Footage from National Geographic shows baby emperor penguin chicks bravely diving from a 50-foot cliff into the water below for the first time.
The video, captured using a drone at Atka Bay in Antarctica, shows nearly 700 chicks gathered at the edge of an icy cliff before one makes the plunge, prompting the others to follow.
It was filmed by cinematographer Bertie Gregory over two months alongside the colony of about 10,000 penguins.
This rare event of the chicks’ first swim had never been documented for television before.
“The thing that gets my blood racing the most is the idea that if we just keep going round the next corner or the next corner, we might get to see something that no one has ever seen before,” Gregory said.
“Normally they jump off sea ice, which is 1 or 2 feet high. We were noticing that these trains of chicks were going past to a different place,” Gregory said.

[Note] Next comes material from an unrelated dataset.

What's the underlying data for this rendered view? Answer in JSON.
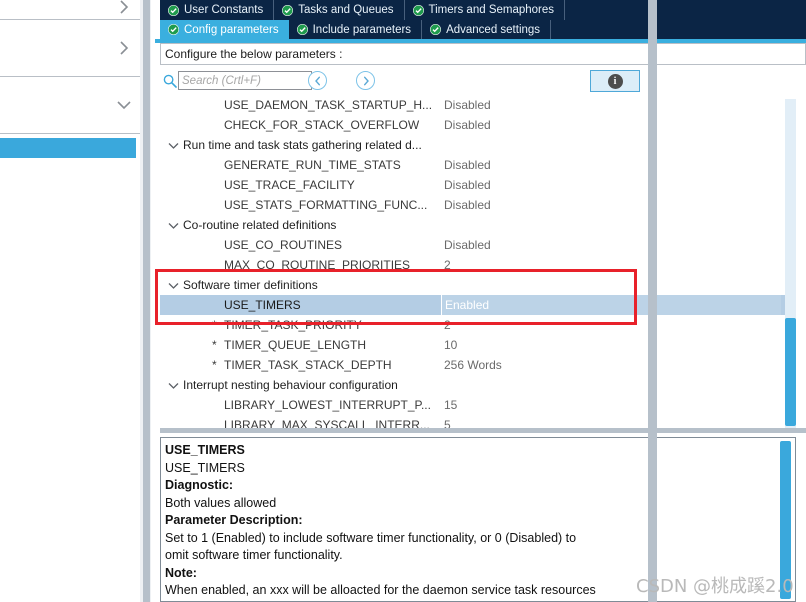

Gregory explained that the chicks’ normal path to the ocean was blocked, forcing them to jump from the high cliff ledge rather than the usual 1-2 foot sea ice.
Despite the dangerous fall onto chunks of floating ice below, the chicks amazingly popped up swimming, demonstrating their first successful dive marks a critical step in their development.
“So I launched the drone, flew it over there to see what was going on, and realized they were stacking up on the edge of a huge 50-foot ice cliff,” he added.
“One by one they started to jump off this 50-foot ice cliff to take their first swim in the Southern Ocean,” Gregory said.
“This is their first swim ever, the first swim of their lives.”
“They were falling and there were big chunks of ice floating in the water beneath them, so it’s like falling onto a chunk of concrete,” Gregory said.
“But, to my amazement, they were not just surviving, but popping up and going, ‘I can swim!’ This is their first swim ever, the first swim of their lives.”